ARM extends compute subsystem to custom data centre chips
ARM has developed a new range of compute subsystems (CSS) based on its Neoverse processor cores for data system and 5G chips.
The first product in the range is the ARM Neoverse CSS N2, detailed at the HotChips Conference in the US this week. This is a tile of up to 64 N2 cores based on the ARMv9 instruction set with Cortex-M7 microcontrollers for housekeeping, interconnect and memory interfaces that can be scaled for monolithic or chiplet-based designs with 256 processor cores running up to 3.6GHz.
The CSS includes the IP selection, system configuration, floorplanning, verification, validation, 3rd party IP and fab integration for TSMC’s 5nm process. This can save design teams up to 80 engineer years compared to an IP licensing model, says ARM.
Designers can can implement up to 8x 40b DDR5 or LPDDR5 channels per die, at speeds up to DDR5-5600. CSS N2 supports up to 4x x16 PCIe/CXL combo PHYs and controllers, each with 4-way bifurcation down to 4x x4 lanes.
“The CSS is an R TL deliverable with extra goodies, implementation package, scripts, physical IP, libraries and floorplan for the design, as well as a full software reference stack with power management, runtime and security to make sure that the software development starts on day one,” said Jeff Defilippi, director of product management at ARM, based in Austin, Texas.
“The other part of the offering is the innovation zone to customise and tune the design, and accelerators can be added as monolithic or chiplet,” he said. “This is saving partners an estimated 80 engineering years and we have feedback from customers that its of that order.”
This is essentially a complete chip, and has led to so-far unfounded concerns that ARM is moving into making chips as the CSS will have been built as a chip on TSMC’s 5nm process to prove the IP in silicon.
The 256 core array is also a way to avoid export restrictions that apply to the Neoverse V2 core that is used in Nvidia’s Grace datacentre chip. ARM also detailed the performance of the V2 core at HotChips this week.

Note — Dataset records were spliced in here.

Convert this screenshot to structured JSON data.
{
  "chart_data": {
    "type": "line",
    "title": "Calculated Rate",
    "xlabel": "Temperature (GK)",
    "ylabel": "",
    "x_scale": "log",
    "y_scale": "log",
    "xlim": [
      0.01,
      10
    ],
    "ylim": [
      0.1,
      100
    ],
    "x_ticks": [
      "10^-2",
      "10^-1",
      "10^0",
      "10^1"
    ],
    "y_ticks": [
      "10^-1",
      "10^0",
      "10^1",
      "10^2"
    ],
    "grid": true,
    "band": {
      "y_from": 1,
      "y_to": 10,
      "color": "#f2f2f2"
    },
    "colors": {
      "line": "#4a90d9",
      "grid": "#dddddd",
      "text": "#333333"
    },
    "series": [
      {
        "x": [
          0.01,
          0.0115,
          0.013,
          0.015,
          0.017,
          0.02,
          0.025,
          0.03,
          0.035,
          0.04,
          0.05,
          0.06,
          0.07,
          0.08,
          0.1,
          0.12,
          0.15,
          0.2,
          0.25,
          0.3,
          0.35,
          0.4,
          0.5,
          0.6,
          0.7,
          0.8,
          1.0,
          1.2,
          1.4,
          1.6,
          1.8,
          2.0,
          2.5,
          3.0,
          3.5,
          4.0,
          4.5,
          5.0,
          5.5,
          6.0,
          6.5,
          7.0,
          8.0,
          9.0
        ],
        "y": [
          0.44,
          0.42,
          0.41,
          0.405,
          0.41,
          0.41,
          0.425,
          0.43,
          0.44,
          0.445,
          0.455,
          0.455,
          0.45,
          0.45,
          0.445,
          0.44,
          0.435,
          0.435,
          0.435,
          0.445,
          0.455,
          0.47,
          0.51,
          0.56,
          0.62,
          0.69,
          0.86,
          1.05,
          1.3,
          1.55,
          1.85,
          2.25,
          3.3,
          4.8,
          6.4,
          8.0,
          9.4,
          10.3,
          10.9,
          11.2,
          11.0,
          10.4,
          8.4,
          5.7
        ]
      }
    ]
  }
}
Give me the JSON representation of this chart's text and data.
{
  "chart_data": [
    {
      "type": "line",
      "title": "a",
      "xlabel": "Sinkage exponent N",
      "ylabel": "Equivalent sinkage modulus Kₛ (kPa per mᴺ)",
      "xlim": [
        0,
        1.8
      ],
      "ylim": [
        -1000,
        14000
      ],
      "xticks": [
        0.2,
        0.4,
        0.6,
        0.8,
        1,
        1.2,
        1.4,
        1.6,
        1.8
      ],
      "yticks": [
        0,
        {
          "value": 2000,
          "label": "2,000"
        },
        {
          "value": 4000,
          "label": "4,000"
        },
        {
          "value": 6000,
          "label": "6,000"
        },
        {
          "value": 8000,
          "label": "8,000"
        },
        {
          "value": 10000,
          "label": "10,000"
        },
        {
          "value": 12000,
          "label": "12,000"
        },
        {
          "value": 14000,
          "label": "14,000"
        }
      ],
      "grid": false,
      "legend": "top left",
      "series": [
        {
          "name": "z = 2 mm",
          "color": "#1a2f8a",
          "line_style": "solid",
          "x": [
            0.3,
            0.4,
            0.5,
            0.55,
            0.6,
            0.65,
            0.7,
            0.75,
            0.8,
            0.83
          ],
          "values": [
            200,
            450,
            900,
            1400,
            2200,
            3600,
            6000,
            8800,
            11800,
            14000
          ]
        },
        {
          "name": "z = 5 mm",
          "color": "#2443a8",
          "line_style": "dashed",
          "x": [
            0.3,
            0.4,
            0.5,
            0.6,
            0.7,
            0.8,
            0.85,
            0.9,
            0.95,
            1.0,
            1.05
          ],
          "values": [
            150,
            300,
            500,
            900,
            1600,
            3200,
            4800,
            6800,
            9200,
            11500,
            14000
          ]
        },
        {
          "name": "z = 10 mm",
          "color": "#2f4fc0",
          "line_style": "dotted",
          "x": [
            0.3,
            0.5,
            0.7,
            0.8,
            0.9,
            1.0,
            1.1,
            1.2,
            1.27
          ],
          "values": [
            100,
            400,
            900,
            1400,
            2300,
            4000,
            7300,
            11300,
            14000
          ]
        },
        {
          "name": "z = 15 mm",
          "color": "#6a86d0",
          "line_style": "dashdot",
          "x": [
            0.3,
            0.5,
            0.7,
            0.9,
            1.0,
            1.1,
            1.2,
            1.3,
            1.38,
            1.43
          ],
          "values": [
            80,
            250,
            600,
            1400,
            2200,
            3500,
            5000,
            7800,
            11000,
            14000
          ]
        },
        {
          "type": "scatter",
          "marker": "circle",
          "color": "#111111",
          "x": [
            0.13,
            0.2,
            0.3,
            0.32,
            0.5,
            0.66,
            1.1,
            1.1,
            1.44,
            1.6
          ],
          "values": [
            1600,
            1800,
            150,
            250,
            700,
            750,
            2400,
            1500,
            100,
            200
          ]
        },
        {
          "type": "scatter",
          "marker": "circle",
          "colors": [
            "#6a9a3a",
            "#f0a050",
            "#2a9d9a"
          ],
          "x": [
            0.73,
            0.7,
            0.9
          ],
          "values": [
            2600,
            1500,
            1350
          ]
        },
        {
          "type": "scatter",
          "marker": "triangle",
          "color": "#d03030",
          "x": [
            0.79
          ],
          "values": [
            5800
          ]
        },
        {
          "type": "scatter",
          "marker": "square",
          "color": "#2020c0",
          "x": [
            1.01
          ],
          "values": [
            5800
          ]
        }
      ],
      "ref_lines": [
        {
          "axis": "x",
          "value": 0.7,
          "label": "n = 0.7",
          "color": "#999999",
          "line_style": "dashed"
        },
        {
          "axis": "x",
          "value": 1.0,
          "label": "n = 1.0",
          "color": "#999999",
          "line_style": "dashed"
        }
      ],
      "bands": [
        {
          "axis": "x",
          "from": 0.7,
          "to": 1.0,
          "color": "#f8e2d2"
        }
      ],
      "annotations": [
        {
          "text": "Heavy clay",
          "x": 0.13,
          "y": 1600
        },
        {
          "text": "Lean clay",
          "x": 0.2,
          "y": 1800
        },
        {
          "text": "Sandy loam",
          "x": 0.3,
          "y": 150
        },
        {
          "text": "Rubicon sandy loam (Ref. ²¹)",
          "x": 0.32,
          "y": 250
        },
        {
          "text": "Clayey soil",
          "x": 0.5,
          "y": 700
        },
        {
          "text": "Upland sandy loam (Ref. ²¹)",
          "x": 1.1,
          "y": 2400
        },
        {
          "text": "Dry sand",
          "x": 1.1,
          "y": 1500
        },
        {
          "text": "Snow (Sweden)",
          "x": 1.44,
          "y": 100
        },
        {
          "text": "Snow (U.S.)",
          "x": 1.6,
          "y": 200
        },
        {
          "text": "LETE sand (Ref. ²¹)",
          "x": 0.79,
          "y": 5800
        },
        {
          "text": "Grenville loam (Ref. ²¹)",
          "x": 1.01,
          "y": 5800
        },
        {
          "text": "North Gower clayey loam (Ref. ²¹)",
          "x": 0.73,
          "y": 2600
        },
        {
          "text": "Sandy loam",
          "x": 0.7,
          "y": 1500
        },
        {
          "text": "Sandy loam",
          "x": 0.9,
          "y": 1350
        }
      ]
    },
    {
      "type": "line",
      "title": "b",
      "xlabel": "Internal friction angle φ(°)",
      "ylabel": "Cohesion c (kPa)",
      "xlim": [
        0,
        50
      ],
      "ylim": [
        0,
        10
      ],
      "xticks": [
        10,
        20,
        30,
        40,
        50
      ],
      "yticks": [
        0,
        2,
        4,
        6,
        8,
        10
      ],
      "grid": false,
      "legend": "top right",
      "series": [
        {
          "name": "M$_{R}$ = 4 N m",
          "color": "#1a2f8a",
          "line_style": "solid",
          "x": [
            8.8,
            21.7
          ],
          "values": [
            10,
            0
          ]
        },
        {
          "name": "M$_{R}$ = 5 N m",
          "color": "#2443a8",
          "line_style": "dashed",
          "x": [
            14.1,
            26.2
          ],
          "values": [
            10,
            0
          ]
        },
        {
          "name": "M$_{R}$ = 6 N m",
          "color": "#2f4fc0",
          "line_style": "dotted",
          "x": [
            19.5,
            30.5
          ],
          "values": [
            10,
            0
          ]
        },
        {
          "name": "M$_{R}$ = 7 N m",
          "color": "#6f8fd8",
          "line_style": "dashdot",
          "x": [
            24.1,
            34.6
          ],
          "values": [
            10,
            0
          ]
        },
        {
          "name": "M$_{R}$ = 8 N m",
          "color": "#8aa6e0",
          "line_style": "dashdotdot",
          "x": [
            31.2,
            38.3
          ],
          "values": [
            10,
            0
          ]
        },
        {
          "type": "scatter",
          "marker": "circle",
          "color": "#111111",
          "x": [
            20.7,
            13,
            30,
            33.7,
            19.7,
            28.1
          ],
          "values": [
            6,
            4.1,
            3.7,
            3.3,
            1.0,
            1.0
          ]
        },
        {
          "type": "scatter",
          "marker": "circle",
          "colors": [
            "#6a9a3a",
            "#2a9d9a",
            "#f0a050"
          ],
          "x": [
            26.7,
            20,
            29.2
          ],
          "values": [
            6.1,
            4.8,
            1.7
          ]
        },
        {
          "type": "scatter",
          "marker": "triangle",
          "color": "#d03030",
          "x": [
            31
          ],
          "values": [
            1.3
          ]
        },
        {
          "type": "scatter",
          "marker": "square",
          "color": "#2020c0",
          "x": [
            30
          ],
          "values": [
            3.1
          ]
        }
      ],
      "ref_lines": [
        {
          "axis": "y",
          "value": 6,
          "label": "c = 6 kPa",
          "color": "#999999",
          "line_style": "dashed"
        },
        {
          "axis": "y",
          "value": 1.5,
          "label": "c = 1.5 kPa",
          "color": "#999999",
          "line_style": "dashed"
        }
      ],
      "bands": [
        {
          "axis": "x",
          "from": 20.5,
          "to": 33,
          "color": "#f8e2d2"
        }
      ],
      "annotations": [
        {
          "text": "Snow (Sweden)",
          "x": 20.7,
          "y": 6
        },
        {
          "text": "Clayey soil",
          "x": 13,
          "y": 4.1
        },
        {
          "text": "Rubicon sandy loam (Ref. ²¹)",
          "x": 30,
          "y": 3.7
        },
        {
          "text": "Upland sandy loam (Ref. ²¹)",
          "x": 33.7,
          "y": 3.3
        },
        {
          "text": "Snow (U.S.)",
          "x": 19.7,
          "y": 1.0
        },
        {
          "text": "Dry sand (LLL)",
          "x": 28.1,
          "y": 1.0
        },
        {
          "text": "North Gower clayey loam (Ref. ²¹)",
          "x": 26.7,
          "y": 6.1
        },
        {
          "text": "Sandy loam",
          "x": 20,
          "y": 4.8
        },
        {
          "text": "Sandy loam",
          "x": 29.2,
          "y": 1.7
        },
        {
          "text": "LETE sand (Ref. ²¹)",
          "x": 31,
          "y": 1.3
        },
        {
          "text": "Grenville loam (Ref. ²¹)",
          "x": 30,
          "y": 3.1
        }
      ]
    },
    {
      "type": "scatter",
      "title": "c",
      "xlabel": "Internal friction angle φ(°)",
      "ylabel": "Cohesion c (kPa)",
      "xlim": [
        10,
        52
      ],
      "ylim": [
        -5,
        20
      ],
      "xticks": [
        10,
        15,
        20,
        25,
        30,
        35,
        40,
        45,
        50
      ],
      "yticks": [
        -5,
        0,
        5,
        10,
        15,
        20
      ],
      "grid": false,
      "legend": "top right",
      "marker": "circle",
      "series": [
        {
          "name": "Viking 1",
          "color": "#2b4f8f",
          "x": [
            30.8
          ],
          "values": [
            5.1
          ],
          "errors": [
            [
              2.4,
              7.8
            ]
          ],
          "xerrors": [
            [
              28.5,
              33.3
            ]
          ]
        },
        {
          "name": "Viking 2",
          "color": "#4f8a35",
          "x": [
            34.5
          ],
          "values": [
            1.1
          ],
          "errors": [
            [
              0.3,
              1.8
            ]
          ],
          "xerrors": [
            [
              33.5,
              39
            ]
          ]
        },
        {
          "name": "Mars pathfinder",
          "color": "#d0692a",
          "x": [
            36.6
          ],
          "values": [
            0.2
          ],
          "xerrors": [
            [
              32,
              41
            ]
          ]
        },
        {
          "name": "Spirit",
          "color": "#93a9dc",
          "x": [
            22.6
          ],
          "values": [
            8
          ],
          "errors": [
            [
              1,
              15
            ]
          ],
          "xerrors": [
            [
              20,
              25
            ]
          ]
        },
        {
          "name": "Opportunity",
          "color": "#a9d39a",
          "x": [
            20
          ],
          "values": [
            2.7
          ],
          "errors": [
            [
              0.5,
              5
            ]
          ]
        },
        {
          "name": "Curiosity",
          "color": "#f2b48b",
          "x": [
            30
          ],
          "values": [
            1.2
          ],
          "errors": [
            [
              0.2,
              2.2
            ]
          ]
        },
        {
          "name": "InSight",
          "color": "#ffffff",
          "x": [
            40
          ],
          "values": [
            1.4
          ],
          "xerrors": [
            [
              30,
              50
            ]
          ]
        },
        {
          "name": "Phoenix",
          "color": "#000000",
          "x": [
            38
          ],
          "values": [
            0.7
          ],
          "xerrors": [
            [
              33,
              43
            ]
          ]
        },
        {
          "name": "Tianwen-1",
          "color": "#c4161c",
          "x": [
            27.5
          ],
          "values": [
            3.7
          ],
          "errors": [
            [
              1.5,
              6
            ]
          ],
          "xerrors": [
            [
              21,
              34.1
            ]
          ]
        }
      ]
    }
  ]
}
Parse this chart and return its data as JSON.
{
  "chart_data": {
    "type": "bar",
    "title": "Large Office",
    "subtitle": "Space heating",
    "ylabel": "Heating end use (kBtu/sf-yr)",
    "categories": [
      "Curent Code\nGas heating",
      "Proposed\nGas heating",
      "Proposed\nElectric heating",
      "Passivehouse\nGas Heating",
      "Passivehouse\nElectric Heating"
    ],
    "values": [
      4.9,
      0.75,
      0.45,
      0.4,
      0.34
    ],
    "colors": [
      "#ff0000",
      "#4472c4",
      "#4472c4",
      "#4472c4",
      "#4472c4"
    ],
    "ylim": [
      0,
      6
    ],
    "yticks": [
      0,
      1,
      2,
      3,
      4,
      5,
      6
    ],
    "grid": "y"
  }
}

- ARM prototype processor raises business model questions
- Analysis: ARM IPO filing reveals depth of Chinese risk
For cloud applications with a high core count is desired, CSS N2 supports scaling of up to 256-cores across two sockets. High-speed chip-to-chip links, using UCIe or a partner-specific PHY, can link up to 128-cores in a single socket and two sockets can be coherently connected using CXL PHYs and SMP protocol. In both cases, AMBA CXS protocol is used to bridge between the UCIe/CXL physical and data link layers into the AMBA CHI-based CMN-700 interconnect mesh.
On-chip accelerators can be incorporated using Arm’s NI-700 packetized network-on-chip interconnect with interrupt and address translation support. For off-chip acceleration, CSS N2 supports combo PCIe Gen5/CXL1.1 PHYs, enabling attachment of GPUs, TPUs, DPUs and other high-speed devices. This includes support for CXL Type3 connections – useful for memory expansion, pooling and tiering use cases.
The CSS also includes embedded Cortex-M7 cores for the a System Control Processor (SCP) is a trusted core controlling all system functions like clock control, and power and voltage domains. The Manageability Control Processor (MCP) interfaces with an external BMC for on-chip management, RAS, event logging, and communication alerts.
The software support is also a key issue for getting a chip design up and running quickly. The CSS N2 is SystemReady SR certified and comes with a reference firmware stack and virtual fixed platform model. This allows teams to quickly develop platform firmware, integrate OS and services, and tune boot flows, security, and power management before taping out final silicon.